The agency turned to a number of jingle writers, one of whom was especially talented as a songwriter, but not as a performer. So, he got his kids to perform his amazingly simple but memorable melody. Despite some early trepidation about the jingle being too childish, the Oscar Mayer jingle was rolled out to instant popularity and memorability and the brand skyrocketed to national status and innocent fun that as this video demonstrates carries over to today.

Could Tastykake follow a similar regional-to-national brand trajectory by pursuing the Oscar Mayer jingle path? Even Oscar Mayer moved away from its own jingly roots last year. While they already have their own memorable “Nobody bakes a cake as tasty as a Tastykake” tune that is well established here, it is a digital world now and even a hyper-creative viral video might not be enough to win the day nationally (I think the taste of Tastykakes elevates them about typical snack food fare and is their greatest asset).  At least they don’t face the challenge faced by a global baked goods company with its US headquarters in the Philadelphia area — getting people to pronounce the Bimbo brand as B-E-E-E-E-M-B-O.
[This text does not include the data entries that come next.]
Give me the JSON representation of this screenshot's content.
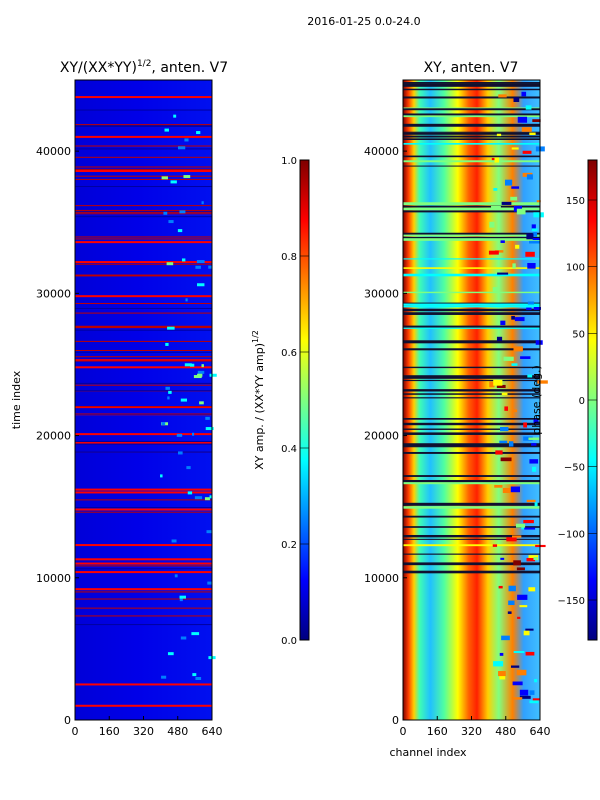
{
  "figure_title": "2016-01-25 0.0-24.0",
  "colors": {
    "jet": [
      "#00007f",
      "#0000ff",
      "#007fff",
      "#00ffff",
      "#7fff7f",
      "#ffff00",
      "#ff7f00",
      "#ff0000",
      "#7f0000"
    ]
  },
  "chart_data": [
    {
      "type": "heatmap",
      "title": "XY/(XX*YY)",
      "title_exponent": "1/2",
      "title_suffix": ", anten. V7",
      "xlabel": "",
      "ylabel": "time index",
      "x_ticks": [
        0,
        160,
        320,
        480,
        640
      ],
      "y_ticks": [
        0,
        10000,
        20000,
        30000,
        40000
      ],
      "xlim": [
        0,
        640
      ],
      "ylim": [
        0,
        45000
      ],
      "colorbar": {
        "label": "XY amp. / (XX*YY amp)",
        "label_exponent": "1/2",
        "range": [
          0.0,
          1.0
        ],
        "ticks": [
          "0.0",
          "0.2",
          "0.4",
          "0.6",
          "0.8",
          "1.0"
        ],
        "tick_values": [
          0.0,
          0.2,
          0.4,
          0.6,
          0.8,
          1.0
        ]
      },
      "description_values": {
        "background_level": 0.1,
        "flagged_row_level": 1.0,
        "flagged_rows_approx": [
          1000,
          2500,
          9200,
          10400,
          11000,
          11300,
          12300,
          14800,
          16000,
          16200,
          19500,
          20100,
          21500,
          22000,
          24800,
          25300,
          29800,
          32200,
          33600,
          38600,
          41000,
          43800
        ]
      }
    },
    {
      "type": "heatmap",
      "title": "XY, anten. V7",
      "xlabel": "channel index",
      "ylabel": "",
      "x_ticks": [
        0,
        160,
        320,
        480,
        640
      ],
      "y_ticks": [
        0,
        10000,
        20000,
        30000,
        40000
      ],
      "xlim": [
        0,
        640
      ],
      "ylim": [
        0,
        45000
      ],
      "colorbar": {
        "label": "phase (deg.)",
        "range": [
          -180,
          180
        ],
        "ticks": [
          "−150",
          "−100",
          "−50",
          "0",
          "50",
          "100",
          "150"
        ],
        "tick_values": [
          -150,
          -100,
          -50,
          0,
          50,
          100,
          150
        ]
      }
    }
  ]
}
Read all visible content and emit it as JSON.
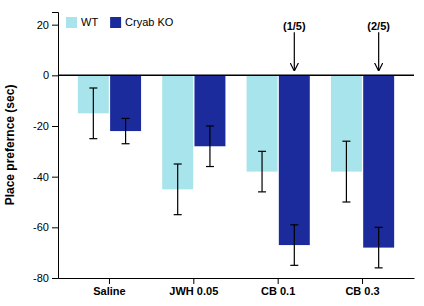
{
  "chart_data": {
    "type": "bar",
    "categories": [
      "Saline",
      "JWH 0.05",
      "CB 0.1",
      "CB 0.3"
    ],
    "series": [
      {
        "name": "WT",
        "color": "#a8e4ec",
        "values": [
          -15,
          -45,
          -38,
          -38
        ],
        "errors": [
          10,
          10,
          8,
          12
        ]
      },
      {
        "name": "Cryab KO",
        "color": "#1c2b9c",
        "values": [
          -22,
          -28,
          -67,
          -68
        ],
        "errors": [
          5,
          8,
          8,
          8
        ]
      }
    ],
    "ylabel": "Place prefernce (sec)",
    "ylim": [
      -80,
      25
    ],
    "yticks": [
      -80,
      -60,
      -40,
      -20,
      0,
      20
    ],
    "legend": "upper left",
    "annotations": [
      {
        "text": "(1/5)",
        "category": "CB 0.1",
        "series": "Cryab KO",
        "y": 2,
        "text_y": 17
      },
      {
        "text": "(2/5)",
        "category": "CB 0.3",
        "series": "Cryab KO",
        "y": 2,
        "text_y": 17
      }
    ]
  }
}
All this jingle talk also made me sad, because it reminded me that the area lost its own great resource in 2009 when Andy Mark passed away way too prematurely at age 58. His Philadelphia Music Works was responsible for many local and national gems. We were fortunate to work with him on music for Buten —The Paint and Paper People, Shop ‘n Bag, and Thriftway. Andy would have loved hearing this week’s tribute to the Oscar Mayer jingle.